Y a-t-il un ou des projets dont vous êtes particulièrement fière ?
Quand j’étais conseillère pédagogique en anglais, j’ai fondé avec l’aide de six enseignants et enseignantes du primaire et du secondaire le premier centre des enseignants au Québec, Carrefour, qui a compté à son actif neuf mini-colloques organisés par et pour les enseignants. Ce centre avait deux volets. Un volet de développement personnel qui s’adressait à tous les enseignants de la CSDM parce que j’ai la conviction qu’un enseignant est d’abord une personne humaine qui doit trouver son accomplissement tant dans sa vie personnelle que professionnelle. Et un deuxième volet pour l’anglais langue seconde, mise en commun des bons coups des professeurs. Ce partage d’expériences et d’activités didactiques et méthodologiques permettait à chaque enseignant de se reconnaitre et de se sentir nourri par le vécu des autres.
Le volet développement personnel me tenait particulièrement à cœur. Carrefour était non seulement une innovation, mais permettait aussi de développer une approche holistique de l’enseignement. Il m’apparait important que l’enseignant ne se voie pas uniquement comme le transmetteur d’une discipline donnée, mais qu’il se voit comme faisant partie intrinsèque de la nature, du cosmos, de la biodiversité. Par conséquent, nous devons apprendre à vivre en harmonie avec cette terre qui nous nourrit, cette eau que nous buvons, cet air que nous respirons. Chaque personne fait partie d’un écosystème bien plus grand qui nous amène à prendre autant soin de nous que de la nature.
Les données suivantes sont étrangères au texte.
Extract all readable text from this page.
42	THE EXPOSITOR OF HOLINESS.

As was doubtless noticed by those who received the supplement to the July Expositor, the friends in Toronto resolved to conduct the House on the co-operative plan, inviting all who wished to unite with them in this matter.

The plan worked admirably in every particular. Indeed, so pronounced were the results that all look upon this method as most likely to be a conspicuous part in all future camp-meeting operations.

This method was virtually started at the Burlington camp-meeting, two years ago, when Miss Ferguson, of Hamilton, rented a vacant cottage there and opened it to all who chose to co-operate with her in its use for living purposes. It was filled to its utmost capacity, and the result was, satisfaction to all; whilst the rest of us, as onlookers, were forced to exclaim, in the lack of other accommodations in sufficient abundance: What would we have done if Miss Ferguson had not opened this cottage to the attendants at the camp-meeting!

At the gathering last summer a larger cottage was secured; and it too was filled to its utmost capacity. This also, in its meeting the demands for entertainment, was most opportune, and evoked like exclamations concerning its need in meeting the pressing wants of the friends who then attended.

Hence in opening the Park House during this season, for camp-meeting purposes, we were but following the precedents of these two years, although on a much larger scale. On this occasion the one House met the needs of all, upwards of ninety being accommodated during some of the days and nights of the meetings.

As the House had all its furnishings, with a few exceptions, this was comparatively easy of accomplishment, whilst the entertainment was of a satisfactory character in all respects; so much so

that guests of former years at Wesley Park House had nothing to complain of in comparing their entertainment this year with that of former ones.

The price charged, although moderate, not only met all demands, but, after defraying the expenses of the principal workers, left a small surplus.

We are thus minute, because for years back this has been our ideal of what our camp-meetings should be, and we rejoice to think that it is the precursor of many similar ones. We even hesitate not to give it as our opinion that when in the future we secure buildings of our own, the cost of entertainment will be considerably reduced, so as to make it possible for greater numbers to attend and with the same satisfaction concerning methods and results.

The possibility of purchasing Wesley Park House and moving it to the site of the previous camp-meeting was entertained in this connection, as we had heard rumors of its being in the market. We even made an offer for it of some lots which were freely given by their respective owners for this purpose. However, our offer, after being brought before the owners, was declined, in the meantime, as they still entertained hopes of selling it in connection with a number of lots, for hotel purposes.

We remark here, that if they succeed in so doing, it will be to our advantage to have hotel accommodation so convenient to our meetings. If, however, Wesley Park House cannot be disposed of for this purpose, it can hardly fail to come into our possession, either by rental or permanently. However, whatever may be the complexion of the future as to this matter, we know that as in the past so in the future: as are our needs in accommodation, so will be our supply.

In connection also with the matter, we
En 1993, j’ai fait partie d’une délégation de 20 enseignants et enseignantes qui venaient de tout le Canada pour se rendre au Costa Rica. Ce voyage organisé par le Centre de recherche pour le développement international avait pour but de visiter des projets en éducation, agriculture, biodiversité et des projets relevant de la culture du pays.
Parmi les nombreuses visites que nous avons faites, la visite de la plantation de bananes Doyle a été déterminante pour moi. Elle m’a fait voir combien l’action citoyenne est importante. Nous avons été mis en contact avec des scientifiques qui nous ont expliqué que les arrosages de produits chimiques très puissants ainsi que l’ajout des sacs de plastique bleus autour des régimes de bananes avaient créé de nombreux dommages sur le plan écologique : perturbation des écosystèmes, contamination des cours d’eau et rivières qui se trouvaient à proximité et dans lesquels se retrouvaient ensuite les sacs de plastique bleus ainsi que la corde qui les maintenait. Ce qui avait pour effet de contaminer les enfants qui se baignaient dans cette rivière ainsi que les poissons.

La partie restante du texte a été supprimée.